Multiple regression analysis of different variables revealed that age was the most important factor affecting morphine requirements and plasma morphine concentrations. Significantly fewer neonates required additional morphine doses compared with all other age groups (P<0.001). Method of morphine administration (intermittent vs continuous) had no significant influence on morphine requirements. Neonates had significantly higher plasma concentrations of morphine, M3G and M6G (all P<0.001), and significantly lower M6G/morphine ratio (P<0.03) than the older children. The M6G/M3G ratio was similar in all age groups.

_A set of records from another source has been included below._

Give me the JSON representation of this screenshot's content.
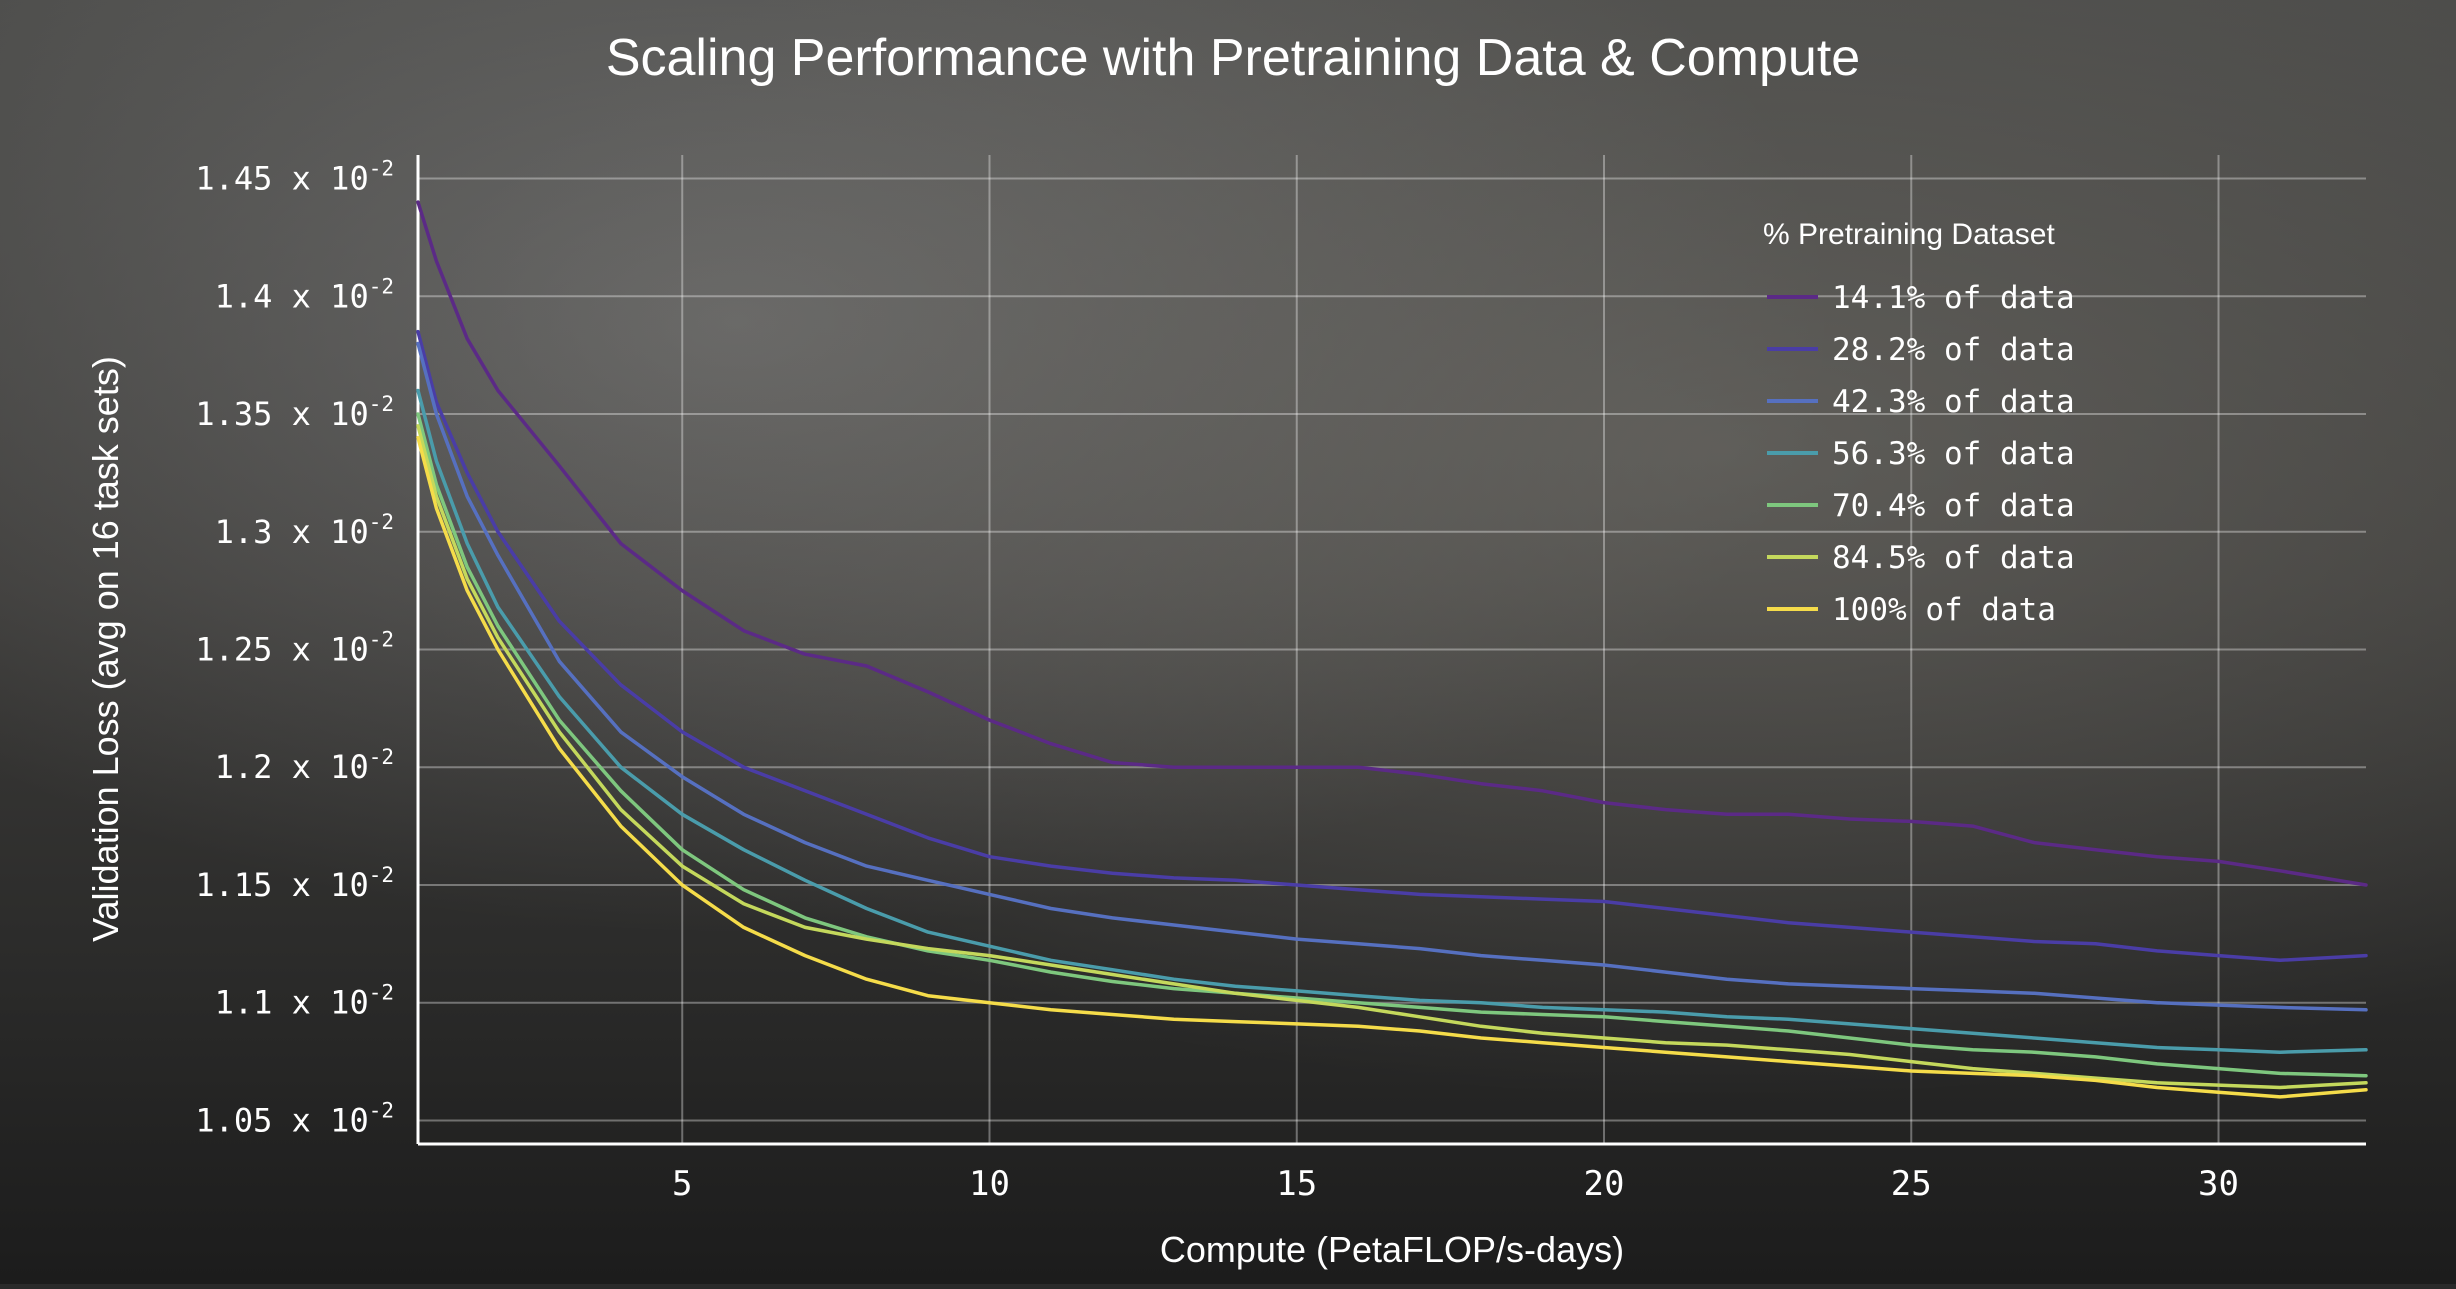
{
  "chart_data": {
    "type": "line",
    "title": "Scaling Performance with Pretraining Data & Compute",
    "xlabel": "Compute (PetaFLOP/s-days)",
    "ylabel": "Validation Loss (avg on 16 task sets)",
    "xlim": [
      0.7,
      32.4
    ],
    "ylim": [
      1.04,
      1.46
    ],
    "grid": true,
    "legend_position": "top-right",
    "legend_title": "% Pretraining Dataset",
    "x_ticks": [
      5,
      10,
      15,
      20,
      25,
      30
    ],
    "x_tick_labels": [
      "5",
      "10",
      "15",
      "20",
      "25",
      "30"
    ],
    "y_ticks": [
      1.05,
      1.1,
      1.15,
      1.2,
      1.25,
      1.3,
      1.35,
      1.4,
      1.45
    ],
    "y_tick_mantissa": [
      "1.05",
      "1.1",
      "1.15",
      "1.2",
      "1.25",
      "1.3",
      "1.35",
      "1.4",
      "1.45"
    ],
    "y_tick_base": "x 10",
    "y_tick_exp": "-2",
    "x": [
      0.7,
      1,
      1.5,
      2,
      3,
      4,
      5,
      6,
      7,
      8,
      9,
      10,
      11,
      12,
      13,
      14,
      15,
      16,
      17,
      18,
      19,
      20,
      21,
      22,
      23,
      24,
      25,
      26,
      27,
      28,
      29,
      30,
      31,
      32.4
    ],
    "series": [
      {
        "name": "14.1% of data",
        "color": "#5b2a86",
        "values": [
          1.44,
          1.415,
          1.382,
          1.36,
          1.328,
          1.295,
          1.275,
          1.258,
          1.248,
          1.243,
          1.232,
          1.22,
          1.21,
          1.202,
          1.2,
          1.2,
          1.2,
          1.2,
          1.197,
          1.193,
          1.19,
          1.185,
          1.182,
          1.18,
          1.18,
          1.178,
          1.177,
          1.175,
          1.168,
          1.165,
          1.162,
          1.16,
          1.156,
          1.15
        ]
      },
      {
        "name": "28.2% of data",
        "color": "#4a3da6",
        "values": [
          1.385,
          1.355,
          1.325,
          1.3,
          1.262,
          1.235,
          1.215,
          1.2,
          1.19,
          1.18,
          1.17,
          1.162,
          1.158,
          1.155,
          1.153,
          1.152,
          1.15,
          1.148,
          1.146,
          1.145,
          1.144,
          1.143,
          1.14,
          1.137,
          1.134,
          1.132,
          1.13,
          1.128,
          1.126,
          1.125,
          1.122,
          1.12,
          1.118,
          1.12
        ]
      },
      {
        "name": "42.3% of data",
        "color": "#5670c0",
        "values": [
          1.38,
          1.35,
          1.315,
          1.29,
          1.245,
          1.215,
          1.196,
          1.18,
          1.168,
          1.158,
          1.152,
          1.146,
          1.14,
          1.136,
          1.133,
          1.13,
          1.127,
          1.125,
          1.123,
          1.12,
          1.118,
          1.116,
          1.113,
          1.11,
          1.108,
          1.107,
          1.106,
          1.105,
          1.104,
          1.102,
          1.1,
          1.099,
          1.098,
          1.097
        ]
      },
      {
        "name": "56.3% of data",
        "color": "#4a9cab",
        "values": [
          1.36,
          1.33,
          1.295,
          1.268,
          1.23,
          1.2,
          1.18,
          1.165,
          1.152,
          1.14,
          1.13,
          1.124,
          1.118,
          1.114,
          1.11,
          1.107,
          1.105,
          1.103,
          1.101,
          1.1,
          1.098,
          1.097,
          1.096,
          1.094,
          1.093,
          1.091,
          1.089,
          1.087,
          1.085,
          1.083,
          1.081,
          1.08,
          1.079,
          1.08
        ]
      },
      {
        "name": "70.4% of data",
        "color": "#7ec77e",
        "values": [
          1.35,
          1.32,
          1.285,
          1.26,
          1.22,
          1.19,
          1.165,
          1.148,
          1.136,
          1.128,
          1.122,
          1.118,
          1.113,
          1.109,
          1.106,
          1.104,
          1.102,
          1.1,
          1.098,
          1.096,
          1.095,
          1.094,
          1.092,
          1.09,
          1.088,
          1.085,
          1.082,
          1.08,
          1.079,
          1.077,
          1.074,
          1.072,
          1.07,
          1.069
        ]
      },
      {
        "name": "84.5% of data",
        "color": "#c4d85c",
        "values": [
          1.345,
          1.315,
          1.28,
          1.255,
          1.215,
          1.182,
          1.158,
          1.142,
          1.132,
          1.127,
          1.123,
          1.12,
          1.116,
          1.112,
          1.108,
          1.104,
          1.101,
          1.098,
          1.094,
          1.09,
          1.087,
          1.085,
          1.083,
          1.082,
          1.08,
          1.078,
          1.075,
          1.072,
          1.07,
          1.068,
          1.066,
          1.065,
          1.064,
          1.066
        ]
      },
      {
        "name": "100% of data",
        "color": "#f5dc4a",
        "values": [
          1.34,
          1.31,
          1.275,
          1.25,
          1.208,
          1.175,
          1.15,
          1.132,
          1.12,
          1.11,
          1.103,
          1.1,
          1.097,
          1.095,
          1.093,
          1.092,
          1.091,
          1.09,
          1.088,
          1.085,
          1.083,
          1.081,
          1.079,
          1.077,
          1.075,
          1.073,
          1.071,
          1.07,
          1.069,
          1.067,
          1.064,
          1.062,
          1.06,
          1.063
        ]
      }
    ]
  }
}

Neonates have a narrower therapeutic window for postoperative morphine analgesia than older age groups, with no difference in the safety or effectiveness of intermittent doses compared with continuous infusions in any of these age groups. In infants >1 month of age, analgesia is achieved after morphine infusions ranging from 10.9 to 12.3 micro g kg(-1) h(-1) at plasma concentrations of <15 ng ml(-1).
研究诸如胎龄、性别、体重、所用治疗方案及机械通气等可能影响吗啡需求量以及吗啡及其代谢产物血浆浓度的临床变量。
在一项双盲研究中,因腹部或胸部手术后入住儿科重症监护病房的新生儿和婴儿按年龄分层[I组0 - 4周(新生儿),II组≥4 - 26周,III组≥26 - 52周,IV组≥1 - 3岁],术后接受100μg/kg的吗啡,然后随机分为持续静脉输注吗啡10μg·kg⁻¹·h⁻¹或每3小时间断静脉推注吗啡30μg/kg。使用COMFORT行为量表和视觉模拟量表测量疼痛程度。根据疼痛评分指导追加吗啡。在手术前、术后即刻以及术后6、12和24小时测量吗啡、吗啡-3-葡萄糖醛酸苷(M3G)和吗啡-6-葡萄糖醛酸苷(M6G)的血浆浓度。
对不同变量进行多元回归分析显示,年龄是影响吗啡需求量和血浆吗啡浓度的最重要因素。与所有其他年龄组相比,需要追加吗啡剂量的新生儿明显更少(P<0.001)。吗啡给药方式(间断与持续)对吗啡需求量无显著影响。新生儿的吗啡、M3G和M6G血浆浓度显著更高(均P<0.001),且M6G/吗啡比值显著更低(P<0.03),比大龄儿童低。所有年龄组的M6G/M3G比值相似。
与大龄儿童相比,新生儿术后吗啡镇痛的治疗窗更窄,在这些年龄组中,间断剂量与持续输注相比在安全性或有效性方面无差异。在1月龄以上婴儿中,血浆浓度<15ng/ml时,输注10.9至12.3μg·kg⁻¹·h⁻¹的吗啡可实现镇痛。